Environment:Intel Ipex llm NPU Environment
| Knowledge Sources | |
|---|---|
| Domains | Infrastructure, NPU_Inference |
| Last Updated | 2026-02-09 04:00 GMT |
Overview
Intel NPU environment for running LLM inference, embedding generation, multimodal models, and speech processing via the Neural Processing Unit on Intel Meteor Lake and Lunar Lake processors.
Description
This environment provides an Intel NPU-accelerated context for LLM and multimodal inference using IPEX-LLM. It targets the integrated Neural Processing Unit (NPU) found in Intel Meteor Lake (Core Ultra 100 series) and Lunar Lake (Core Ultra 200 series) processors. The stack uses `ipex-llm[npu]` as the core library with the `intel-npu-acceleration-library` for NPU backend compilation and execution. Supported workloads include LLM text generation (e.g., Llama 2), BCE embedding generation, multimodal inference (e.g., MiniCPM-V), speech recognition (e.g., Paraformer), and model format conversion for NPU-optimized deployment.
Usage
Use this environment for any NPU Inference workflow including LLM text generation, embedding generation, multimodal inference, speech processing, and model conversion for NPU deployment. It is the mandatory prerequisite for running IPEX-LLM workloads on the Intel Neural Processing Unit.
System Requirements
| Category | Requirement | Notes |
|---|---|---|
| OS | Windows 11 or Ubuntu 22.04 LTS | Windows recommended for consumer NPU; Linux for server |
| Hardware | Intel Meteor Lake or Lunar Lake CPU | Must have integrated NPU (Core Ultra series) |
| NPU Driver | Intel NPU Driver | Latest NPU driver from Intel; Windows driver via Intel DSA |
| RAM | 16GB+ recommended | NPU shares system memory for model weights |
Dependencies
System Packages
- Intel NPU Driver (platform-specific)
- Intel NPU firmware (included with driver)
Python Packages
- `ipex-llm[npu]`
- `intel-npu-acceleration-library`
- `torch`
- `transformers`
- `numpy`
Credentials
No credentials are required for local NPU inference.
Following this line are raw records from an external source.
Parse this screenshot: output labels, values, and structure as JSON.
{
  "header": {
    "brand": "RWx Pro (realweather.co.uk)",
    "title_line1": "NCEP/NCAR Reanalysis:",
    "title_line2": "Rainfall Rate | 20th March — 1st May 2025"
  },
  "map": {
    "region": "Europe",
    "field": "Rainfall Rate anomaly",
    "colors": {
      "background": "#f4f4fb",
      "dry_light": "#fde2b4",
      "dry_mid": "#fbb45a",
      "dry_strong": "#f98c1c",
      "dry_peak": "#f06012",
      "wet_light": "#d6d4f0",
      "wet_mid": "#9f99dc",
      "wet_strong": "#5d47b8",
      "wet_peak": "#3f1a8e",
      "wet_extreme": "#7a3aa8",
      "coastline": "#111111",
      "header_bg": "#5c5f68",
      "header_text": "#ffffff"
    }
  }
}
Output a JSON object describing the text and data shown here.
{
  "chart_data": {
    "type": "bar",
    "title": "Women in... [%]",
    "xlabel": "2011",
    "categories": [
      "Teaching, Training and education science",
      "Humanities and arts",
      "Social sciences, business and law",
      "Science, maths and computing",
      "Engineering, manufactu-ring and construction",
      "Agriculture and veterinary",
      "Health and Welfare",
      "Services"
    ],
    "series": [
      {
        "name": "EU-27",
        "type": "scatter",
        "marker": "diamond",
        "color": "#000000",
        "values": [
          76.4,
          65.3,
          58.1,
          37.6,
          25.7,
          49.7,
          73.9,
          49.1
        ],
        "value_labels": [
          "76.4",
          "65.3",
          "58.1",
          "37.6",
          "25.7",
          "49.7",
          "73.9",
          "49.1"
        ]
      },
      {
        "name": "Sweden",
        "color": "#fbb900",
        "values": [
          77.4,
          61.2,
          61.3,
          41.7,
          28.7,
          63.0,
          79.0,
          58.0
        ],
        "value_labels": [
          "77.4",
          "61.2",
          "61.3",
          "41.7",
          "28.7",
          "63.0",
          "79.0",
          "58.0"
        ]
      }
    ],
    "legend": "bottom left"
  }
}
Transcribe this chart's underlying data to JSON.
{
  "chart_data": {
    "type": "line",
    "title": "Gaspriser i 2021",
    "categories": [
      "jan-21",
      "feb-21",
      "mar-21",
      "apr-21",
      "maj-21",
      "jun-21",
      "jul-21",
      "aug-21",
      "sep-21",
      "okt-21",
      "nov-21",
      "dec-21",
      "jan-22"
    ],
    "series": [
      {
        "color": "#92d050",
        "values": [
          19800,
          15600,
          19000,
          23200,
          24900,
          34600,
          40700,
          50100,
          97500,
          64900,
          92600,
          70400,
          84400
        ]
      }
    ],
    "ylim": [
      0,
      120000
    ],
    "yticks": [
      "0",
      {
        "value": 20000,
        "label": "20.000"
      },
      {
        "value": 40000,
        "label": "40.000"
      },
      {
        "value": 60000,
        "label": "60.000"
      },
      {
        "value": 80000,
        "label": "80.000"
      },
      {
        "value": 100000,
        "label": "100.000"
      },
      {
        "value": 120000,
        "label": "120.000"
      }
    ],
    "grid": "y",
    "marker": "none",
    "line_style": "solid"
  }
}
The following may optionally be needed:
- HuggingFace Model Access: If using gated models (e.g., Llama 2), a `HF_TOKEN` environment variable may be needed.
Quick Install
# Install IPEX-LLM with NPU support
pip install --pre --upgrade ipex-llm[npu]
# Install NPU acceleration library
pip install intel-npu-acceleration-library
# Install model dependencies
pip install transformers numpy
# Verify NPU device availability
python -c "from ipex_llm import llm_npu; print('NPU backend available')"
Common Errors
| Error Message | Cause | Solution |
|---|---|---|
| `NPU device not found` | NPU driver not installed or hardware not present | Verify Intel Meteor Lake/Lunar Lake CPU and install NPU driver |
| `intel-npu-acceleration-library import error` | NPU acceleration library not installed | `pip install intel-npu-acceleration-library` |
| `Model too large for NPU` | NPU has limited memory capacity | Use a smaller model or quantize the model for NPU deployment |
| `Unsupported model architecture` | Not all model architectures are NPU-compatible | Check IPEX-LLM documentation for supported NPU model list |
Compatibility Notes
- Intel NPU Only: This environment targets the integrated NPU in Intel Meteor Lake and Lunar Lake processors. It does not work with discrete GPUs or CPUs alone.
- Model Conversion: Some models require conversion to NPU-optimized format before inference. Use the NPU model conversion workflow for this step.
- Shared Memory: The NPU shares system memory (RAM) with the CPU. Ensure sufficient RAM is available for model weights and activations.
- Limited Model Support: Not all HuggingFace model architectures are supported on NPU. Consult the IPEX-LLM NPU compatibility list.